通貨安=株高は、世界的に見ると絶対的な法則ではないようです。輸出企業が多い韓国でもそうではないというのです。

 

リスクオンの円安

こちらによると、通貨安=株高の理由は、投資家が積極的に資金を投じる、所謂”リスクオン”となると、低金利の通貨は売られ株が買われるため、低金利の国は「通貨安=株高」となるのだと解説さています。逆に”リスクオフ”となれば、低金利通貨に資金が向かい、株は売られる。なるほど、これが一番しっくりくる感じがします。

そして、こちらから極端に言えば、「円安=株高」は今たまたまだということになるでしょう。一言で言うと、トレンドです。だから、ドル円と日経平均株価の相関関係が崩れること自体は特別驚くべきことではないということです。

それに今はどこから見ても”リスクオフ”に傾いている場面ではありません。リスクオフでもないのに円高になるなんて、先の解説から考えると変です。しかも、その下落率は史上最大のリスクオフとも言える、「リーマン・ショック」に匹敵するものになっているようです。
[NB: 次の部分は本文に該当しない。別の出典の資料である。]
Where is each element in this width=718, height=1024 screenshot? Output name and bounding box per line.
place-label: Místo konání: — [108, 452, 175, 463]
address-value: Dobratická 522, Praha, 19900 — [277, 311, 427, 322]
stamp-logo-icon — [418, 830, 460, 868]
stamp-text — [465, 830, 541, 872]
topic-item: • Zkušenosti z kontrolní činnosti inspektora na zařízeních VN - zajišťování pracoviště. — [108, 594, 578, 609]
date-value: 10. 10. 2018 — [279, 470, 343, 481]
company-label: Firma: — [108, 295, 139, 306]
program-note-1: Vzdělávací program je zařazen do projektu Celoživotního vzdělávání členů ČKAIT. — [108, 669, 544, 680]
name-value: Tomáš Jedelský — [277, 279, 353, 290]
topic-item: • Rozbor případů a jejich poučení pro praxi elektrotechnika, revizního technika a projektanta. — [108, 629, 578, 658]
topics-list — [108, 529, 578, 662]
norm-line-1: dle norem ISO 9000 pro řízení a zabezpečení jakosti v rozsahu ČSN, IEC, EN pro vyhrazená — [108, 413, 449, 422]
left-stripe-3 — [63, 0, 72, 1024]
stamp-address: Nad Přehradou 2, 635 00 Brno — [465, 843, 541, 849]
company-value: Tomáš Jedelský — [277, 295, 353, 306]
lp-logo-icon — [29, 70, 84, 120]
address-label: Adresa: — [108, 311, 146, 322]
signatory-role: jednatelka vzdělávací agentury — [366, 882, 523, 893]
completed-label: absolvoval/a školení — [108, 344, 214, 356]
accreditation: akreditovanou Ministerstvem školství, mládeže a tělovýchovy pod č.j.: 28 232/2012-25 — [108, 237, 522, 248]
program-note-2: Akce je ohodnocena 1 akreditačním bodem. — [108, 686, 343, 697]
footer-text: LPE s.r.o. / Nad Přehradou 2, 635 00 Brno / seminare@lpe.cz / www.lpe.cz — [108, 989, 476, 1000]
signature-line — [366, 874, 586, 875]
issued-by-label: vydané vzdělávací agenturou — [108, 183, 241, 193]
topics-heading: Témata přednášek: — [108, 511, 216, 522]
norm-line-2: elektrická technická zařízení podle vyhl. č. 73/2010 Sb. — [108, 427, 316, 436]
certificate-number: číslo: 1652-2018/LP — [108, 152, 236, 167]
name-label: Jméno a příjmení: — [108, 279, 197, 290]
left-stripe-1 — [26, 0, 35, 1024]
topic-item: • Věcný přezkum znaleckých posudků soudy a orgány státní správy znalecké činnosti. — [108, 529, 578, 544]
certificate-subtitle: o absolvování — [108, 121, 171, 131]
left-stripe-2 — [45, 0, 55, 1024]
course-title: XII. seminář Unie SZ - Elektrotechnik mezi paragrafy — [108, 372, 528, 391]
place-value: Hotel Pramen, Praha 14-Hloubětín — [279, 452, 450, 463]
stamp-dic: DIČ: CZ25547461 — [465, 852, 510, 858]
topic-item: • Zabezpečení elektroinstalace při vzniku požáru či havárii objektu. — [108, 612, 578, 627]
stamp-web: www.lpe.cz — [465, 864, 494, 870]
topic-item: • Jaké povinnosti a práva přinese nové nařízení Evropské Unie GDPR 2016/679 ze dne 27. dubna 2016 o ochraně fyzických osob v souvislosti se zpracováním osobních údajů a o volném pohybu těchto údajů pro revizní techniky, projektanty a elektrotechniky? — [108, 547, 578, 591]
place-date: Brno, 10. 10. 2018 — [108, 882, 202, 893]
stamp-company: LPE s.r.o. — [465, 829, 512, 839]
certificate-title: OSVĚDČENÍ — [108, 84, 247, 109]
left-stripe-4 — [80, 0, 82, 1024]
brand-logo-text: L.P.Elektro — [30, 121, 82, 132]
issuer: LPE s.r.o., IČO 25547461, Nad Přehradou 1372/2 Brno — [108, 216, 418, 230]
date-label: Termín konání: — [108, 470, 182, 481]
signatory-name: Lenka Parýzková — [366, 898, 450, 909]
そして、米株価が史上最高値を更新する中で、大した反発すらない・・。

この不可思議な理由は、よく批判的に言われる「日銀の円安政策への手詰まり」だけで説明できるものなのでしょうか?

 

本当は怖い通貨安

私は今の円高は当然修正されるだろうと思っています。金融政策の正常化に向かっているアメリカと、異次元緩和をまだ当分維持する日本とで考えた時に、リーマン・ショック並みの円高がいつまでも続くと考えるのは、とても不自然だと感じるからです。もしそうなれば、大きく出遅れている日本株にも、世界の余りある資金が流れ込むのは必至と考えられます。

ところで、アメリカはなぜ、金利正常化に動いているのでしょうか。それは今の低金利を長期に渡って続けることは、インフレを加速させてしまう恐れがあるからです。少し古いですが、こんな記事がありました。

市場は混乱、本当に怖いのは通貨安! アルゼンチンペソ暴落はなぜ起こったか?

通貨高で苦しめられるというのは、実はあまり一般的ではなく、むしろ特殊なケースです。それよりも、本当に怖いのは通貨安です。

そう、私たちはまだ気づいていないのかもしれませんが、通貨安は本当はとても怖いものなのです。アメリカの始めた大規模な金融緩和に各国が追随し、資金がじゃぶじゃぶの状態になっていると言われています。各国はこぞって金融緩和に走り、通貨安によるインフレを求めたからです。だから、G7、G20の度に「通貨安競争は避けましょう」と毎度わざわざ宣言しているのです。

そんな中で、アメリカはいち早く金利の正常化に動き出しました。それはインフレ抑制のために、通貨高の方向へ舵を切ったということでもあります。世界のリーダーのアメリカは世界的な流れの先陣を切っているとみるべきではないでしょうか。

アメリカの金融緩和に各国が追随したように、今度は金融政策の正常化に各国が追随する時がやって来るように思います。それは各国が今度は通貨高を求めるようになるということです。それに失敗した国には容赦なくインフレが襲い掛かるということでしょう。

そして、将来的にその後塵を舐めそうな日本は、通貨”高”競争に敗れ、暴発的な円安とインフレに見舞われる可能性が高いとは考えられないでしょうか。かつては通貨安競争に敗れて超円高となった日本ですが、今度は真逆の方向に動いてしまうことも、少しは頭に入れておいても良さそうです。